Specializes in ICU, PACU, OR.

Once again-nursing programs cannot give you enough experience unless you combine the strong clinical program with the bsn program which would make the nursing degree about a 5 year commitment to complete instead of 4. I can tell you that when I completed the Rn diploma program (and so many were dropped during the 1st year) that we were "work ready" upon graduation and had jobs in hand upon graduation. (To this day you can spot a diploma nurse a mile away) We were hired as graduate nurses then took our license exam.

Nurses are not prepared for the "real world" I'm sorry-degree and all does not mean that you will find a great job experience.

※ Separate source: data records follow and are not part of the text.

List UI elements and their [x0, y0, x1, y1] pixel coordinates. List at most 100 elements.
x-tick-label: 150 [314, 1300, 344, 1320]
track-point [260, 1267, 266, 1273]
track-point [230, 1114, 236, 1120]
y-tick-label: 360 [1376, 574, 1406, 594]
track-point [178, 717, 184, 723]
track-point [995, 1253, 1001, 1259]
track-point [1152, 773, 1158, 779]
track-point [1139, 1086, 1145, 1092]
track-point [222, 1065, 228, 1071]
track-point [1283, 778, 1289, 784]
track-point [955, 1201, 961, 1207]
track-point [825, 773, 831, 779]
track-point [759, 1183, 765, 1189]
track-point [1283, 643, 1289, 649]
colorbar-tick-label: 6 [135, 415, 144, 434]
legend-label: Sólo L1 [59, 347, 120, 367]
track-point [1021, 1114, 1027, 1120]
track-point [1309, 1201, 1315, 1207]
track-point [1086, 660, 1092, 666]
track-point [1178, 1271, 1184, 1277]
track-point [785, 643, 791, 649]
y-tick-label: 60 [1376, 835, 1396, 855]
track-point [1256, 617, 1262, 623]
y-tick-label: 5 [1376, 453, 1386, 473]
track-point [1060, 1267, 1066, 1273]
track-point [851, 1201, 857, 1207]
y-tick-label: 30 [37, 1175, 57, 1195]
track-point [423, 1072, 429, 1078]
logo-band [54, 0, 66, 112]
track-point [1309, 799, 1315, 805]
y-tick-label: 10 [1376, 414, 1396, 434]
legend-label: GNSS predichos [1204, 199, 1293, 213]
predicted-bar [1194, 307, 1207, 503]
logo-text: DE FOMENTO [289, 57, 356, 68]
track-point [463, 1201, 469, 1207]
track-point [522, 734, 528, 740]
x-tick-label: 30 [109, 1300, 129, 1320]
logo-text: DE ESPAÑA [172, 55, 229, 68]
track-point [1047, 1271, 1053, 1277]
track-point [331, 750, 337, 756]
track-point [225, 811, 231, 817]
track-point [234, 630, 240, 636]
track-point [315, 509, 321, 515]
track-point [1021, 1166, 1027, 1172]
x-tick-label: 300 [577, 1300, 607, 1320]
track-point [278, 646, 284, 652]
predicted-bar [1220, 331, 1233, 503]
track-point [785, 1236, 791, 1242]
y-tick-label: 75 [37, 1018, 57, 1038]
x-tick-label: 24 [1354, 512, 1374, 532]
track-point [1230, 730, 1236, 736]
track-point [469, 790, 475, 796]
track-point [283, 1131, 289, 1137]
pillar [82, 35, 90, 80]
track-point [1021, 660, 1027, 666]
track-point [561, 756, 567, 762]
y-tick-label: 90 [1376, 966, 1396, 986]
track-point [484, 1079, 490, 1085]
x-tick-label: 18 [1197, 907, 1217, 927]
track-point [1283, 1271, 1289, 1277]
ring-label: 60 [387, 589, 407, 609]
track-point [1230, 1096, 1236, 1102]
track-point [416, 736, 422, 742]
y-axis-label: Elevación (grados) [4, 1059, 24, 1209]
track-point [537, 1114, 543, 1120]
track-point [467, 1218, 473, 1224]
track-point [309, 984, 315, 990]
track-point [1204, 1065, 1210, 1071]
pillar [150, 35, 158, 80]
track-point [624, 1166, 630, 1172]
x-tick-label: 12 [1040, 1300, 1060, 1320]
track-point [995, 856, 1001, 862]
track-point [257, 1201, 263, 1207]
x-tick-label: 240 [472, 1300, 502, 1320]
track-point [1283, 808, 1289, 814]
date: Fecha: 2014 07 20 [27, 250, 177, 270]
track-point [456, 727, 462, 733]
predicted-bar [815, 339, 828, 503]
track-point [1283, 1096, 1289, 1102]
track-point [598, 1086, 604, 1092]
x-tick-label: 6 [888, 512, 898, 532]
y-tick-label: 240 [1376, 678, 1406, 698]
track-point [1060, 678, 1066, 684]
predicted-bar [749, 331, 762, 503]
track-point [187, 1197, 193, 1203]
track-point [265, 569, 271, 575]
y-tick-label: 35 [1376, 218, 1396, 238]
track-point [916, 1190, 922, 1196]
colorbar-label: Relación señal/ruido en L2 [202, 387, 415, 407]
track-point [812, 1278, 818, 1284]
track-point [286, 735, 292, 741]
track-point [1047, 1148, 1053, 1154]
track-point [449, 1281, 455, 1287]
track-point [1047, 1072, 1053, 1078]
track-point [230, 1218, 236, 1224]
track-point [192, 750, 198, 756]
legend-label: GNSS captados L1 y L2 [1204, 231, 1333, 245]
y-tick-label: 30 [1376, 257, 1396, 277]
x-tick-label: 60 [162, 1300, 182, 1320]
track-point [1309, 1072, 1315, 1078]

It's sad there is no real apprenticeships for the most part. Some nurses are wise and get jobs as na's, and that's great, but the specialty experiences such as IV skills etc, should at least be covered in nursing school during rotations-so you have a direct observation, and eval at the time. If weak in certain areas, we were re-mediated with more opportunities until we mastered the skill-be it enemas, dressing changes, Insertion of IV's, drug calcs, drug prep, any patient related treatment.

It's a shame that we promote such high degrees without much clinical substance. What's that going to get us? Is someone looking at this?